Multi-Omics Integration Analysis Identifies Lipoproteins As Biomarkers for Glucocorticoid Response in Immune Thrombocytopenia

Introduction

Glucocorticoids (GCs) are the first-line therapy for most immune diseases due to their high effectiveness in immune suppression, including immune thrombocytopenia (ITP). However, some newly diagnosed ITP patients exhibit low responsiveness to GCs, necessitating second-line therapies which increase both the financial burden and bleeding risk. The mechanisms behind glucocorticoid resistance in ITP remain incompletely understood. Here, we explore differences in the CD4⁺ T-cell proteomic and transcriptomic profiles, as well as the plasma proteomic profiles, between newly diagnosed ITP patients and healthy individuals, as well as GCs-sensitive and GCs-resistant ITP patients.

Methods

We prospectively recruited 13 newly diagnosed ITP patients and 5 volunteers as healthy controls (HC). Patients received guideline recommended glucocorticoid monotherapy (methylprednisolone 0.8-1 mg/kg/day) and peripheral blood samples were collected before administration. Based on the therapeutic effect (platelet count > 30×10^9/L or < 30×10^9/L) two weeks after glucocorticoid administration, patients were divided into a GC-sensitive group (GCS, n=9) and a GC-resistant group (GCR, n=4). Plasma was isolated for comprehensive 4D-DIA mass spectrometry. CD4⁺ T-cells were isolated from fresh peripheral blood samples using immunomagnetic beads, achieving a purity of over 90%, and utilized for Tandem Mass Tag protein quantitation and bulk RNA sequencing.

Results

In newly diagnosed ITP patients, 30 up-regulated and 5 down-regulated proteins in plasma were identified. Compared with HC, the level of apolipoprotein E in plasma was significantly elevated in ITP patients, with even higher level in the GCR group, accompanied by increased cholesteryl ester transfer protein. Lipid droplet staining by BODIPY 493/503 and flow cytometry showed that ITP patients had lower lipid droplet fluorescence intensity, indicating lower triglyceride storage in CD4⁺ T-cells. Serum lipid tests also showed that high-density lipoprotein levels were increased in GCR compared with GCS. This suggested that lipid metabolism may be more significantly altered in GCR patients.

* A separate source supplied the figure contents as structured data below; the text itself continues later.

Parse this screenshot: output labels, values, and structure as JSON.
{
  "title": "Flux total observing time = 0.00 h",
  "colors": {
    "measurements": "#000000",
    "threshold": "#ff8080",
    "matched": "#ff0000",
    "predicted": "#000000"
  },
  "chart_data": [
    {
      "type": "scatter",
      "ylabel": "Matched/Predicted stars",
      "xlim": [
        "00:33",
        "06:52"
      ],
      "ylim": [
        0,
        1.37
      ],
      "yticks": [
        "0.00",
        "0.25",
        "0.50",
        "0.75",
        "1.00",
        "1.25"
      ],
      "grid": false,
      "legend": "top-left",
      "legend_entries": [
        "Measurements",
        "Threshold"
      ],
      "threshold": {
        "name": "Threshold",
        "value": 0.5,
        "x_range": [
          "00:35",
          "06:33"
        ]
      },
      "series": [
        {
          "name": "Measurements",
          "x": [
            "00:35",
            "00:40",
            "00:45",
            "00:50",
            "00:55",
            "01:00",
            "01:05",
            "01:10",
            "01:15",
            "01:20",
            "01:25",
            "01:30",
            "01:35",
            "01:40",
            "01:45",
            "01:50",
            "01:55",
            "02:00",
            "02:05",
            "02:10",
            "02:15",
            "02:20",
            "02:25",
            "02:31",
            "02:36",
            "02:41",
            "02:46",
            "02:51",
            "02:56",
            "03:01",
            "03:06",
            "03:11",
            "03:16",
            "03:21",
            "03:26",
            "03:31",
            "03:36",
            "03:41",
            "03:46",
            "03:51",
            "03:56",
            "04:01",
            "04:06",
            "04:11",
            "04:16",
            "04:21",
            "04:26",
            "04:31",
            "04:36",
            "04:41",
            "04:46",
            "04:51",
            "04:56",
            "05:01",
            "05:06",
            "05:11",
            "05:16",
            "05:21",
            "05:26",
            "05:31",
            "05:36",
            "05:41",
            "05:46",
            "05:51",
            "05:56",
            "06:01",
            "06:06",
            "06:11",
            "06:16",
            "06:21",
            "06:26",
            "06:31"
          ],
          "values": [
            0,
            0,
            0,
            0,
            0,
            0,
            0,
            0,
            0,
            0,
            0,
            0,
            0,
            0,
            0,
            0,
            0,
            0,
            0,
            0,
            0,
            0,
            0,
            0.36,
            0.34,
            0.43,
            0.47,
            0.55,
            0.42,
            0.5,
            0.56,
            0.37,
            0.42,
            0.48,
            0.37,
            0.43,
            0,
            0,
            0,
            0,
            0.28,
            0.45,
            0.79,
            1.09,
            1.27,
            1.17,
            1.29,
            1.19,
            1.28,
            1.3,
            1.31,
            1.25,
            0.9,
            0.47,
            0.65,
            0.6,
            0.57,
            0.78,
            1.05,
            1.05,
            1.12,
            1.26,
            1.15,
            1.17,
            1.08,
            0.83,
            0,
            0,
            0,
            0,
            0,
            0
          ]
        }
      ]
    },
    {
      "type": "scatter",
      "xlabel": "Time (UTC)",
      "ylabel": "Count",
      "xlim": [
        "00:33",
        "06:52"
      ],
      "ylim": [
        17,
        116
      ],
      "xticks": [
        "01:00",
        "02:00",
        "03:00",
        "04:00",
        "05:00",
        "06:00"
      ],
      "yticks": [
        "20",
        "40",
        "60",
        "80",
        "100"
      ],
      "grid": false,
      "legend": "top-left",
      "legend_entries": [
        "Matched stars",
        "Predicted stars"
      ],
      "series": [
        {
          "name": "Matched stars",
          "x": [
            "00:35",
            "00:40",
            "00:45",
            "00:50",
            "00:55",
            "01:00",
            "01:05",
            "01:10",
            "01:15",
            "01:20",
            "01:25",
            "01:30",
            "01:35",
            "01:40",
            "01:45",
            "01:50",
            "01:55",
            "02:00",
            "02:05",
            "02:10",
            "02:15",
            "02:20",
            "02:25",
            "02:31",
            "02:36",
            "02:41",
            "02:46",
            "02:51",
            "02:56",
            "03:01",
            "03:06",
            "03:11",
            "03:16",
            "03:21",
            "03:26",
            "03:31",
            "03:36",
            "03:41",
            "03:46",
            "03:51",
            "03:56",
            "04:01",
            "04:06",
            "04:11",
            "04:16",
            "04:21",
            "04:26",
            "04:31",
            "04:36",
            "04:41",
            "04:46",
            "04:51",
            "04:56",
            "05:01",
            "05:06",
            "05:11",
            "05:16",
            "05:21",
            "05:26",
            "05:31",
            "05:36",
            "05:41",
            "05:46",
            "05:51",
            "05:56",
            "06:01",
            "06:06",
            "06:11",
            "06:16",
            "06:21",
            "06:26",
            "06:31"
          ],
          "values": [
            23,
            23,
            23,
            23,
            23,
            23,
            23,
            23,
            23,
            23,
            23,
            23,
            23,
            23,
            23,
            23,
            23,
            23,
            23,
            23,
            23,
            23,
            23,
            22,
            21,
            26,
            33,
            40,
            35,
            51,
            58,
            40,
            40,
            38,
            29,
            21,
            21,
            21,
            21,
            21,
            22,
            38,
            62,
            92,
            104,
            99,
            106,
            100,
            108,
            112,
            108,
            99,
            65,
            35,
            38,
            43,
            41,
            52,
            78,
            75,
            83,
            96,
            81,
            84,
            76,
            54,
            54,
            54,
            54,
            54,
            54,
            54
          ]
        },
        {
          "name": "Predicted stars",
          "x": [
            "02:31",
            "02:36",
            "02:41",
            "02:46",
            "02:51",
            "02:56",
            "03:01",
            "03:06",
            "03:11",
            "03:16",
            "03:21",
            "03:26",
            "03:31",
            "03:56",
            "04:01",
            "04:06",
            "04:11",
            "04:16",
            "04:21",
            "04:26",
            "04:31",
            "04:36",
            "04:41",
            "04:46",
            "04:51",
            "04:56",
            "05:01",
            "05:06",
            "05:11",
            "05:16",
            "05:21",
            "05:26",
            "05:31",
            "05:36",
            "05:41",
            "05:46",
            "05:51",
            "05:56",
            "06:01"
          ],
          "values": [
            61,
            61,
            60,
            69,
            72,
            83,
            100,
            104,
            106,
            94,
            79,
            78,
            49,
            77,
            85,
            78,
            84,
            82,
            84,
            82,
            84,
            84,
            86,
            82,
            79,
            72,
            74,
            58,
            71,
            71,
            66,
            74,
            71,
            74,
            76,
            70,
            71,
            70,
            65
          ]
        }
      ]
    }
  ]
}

We further investigated the transcriptomic profiles of CD4⁺ T-cells. KEGG and GO enrichment analysis revealed that CD4⁺ T-cells from ITP showed activated MAPK cascade, IL-17 signaling pathway, and atherosclerosis. However, the plasma membrane signaling receptor complex was decreased, suggesting interruption in signal transduction. Then, 28 up-regulated and 21 down-regulated genes were detected in GCR. No significant differences in NR3C1, P-glycoprotein, or lipid metabolism associated gene were observed.

As for cellular proteomic, 1496 different expressed proteins were evaluated in ITP patients, with highly increased apolipoprotein C. GO and KEGG analysis indicated that ITP patients had lower oxidative phosphorylation, higher glycolysis, increased cellular lipid biosynthesis, and higher lipid kinase activity, supporting metabolic reprogramming in ITP. In total, 167 up-regulated and 132 down-regulated proteins were observed in T-cells from GCR, associated with lower apoptosis and activated HIF-1 signaling pathway. Finally, we established a PPI network of the different expression proteins between GCR and GCS patients, identifying forkhead box protein O3 (FOXO3) and proto-oncogene tyrosine-protein kinase (Src) as hub proteins.

Conclusion

Our findings indicate that lipid metabolism could become a potential pathogenesis of ITP and a target for overcoming glucocorticoid resistance in autoimmune diseases. Apolipoprotein E could become a new biomarker for detecting glucocorticoid resistant ITP patients. Additionally, metabolism reprogramming in CD4⁺ T-cells might be associated with Src family kinase and downstream pathways, leading to glucocorticoid resistance.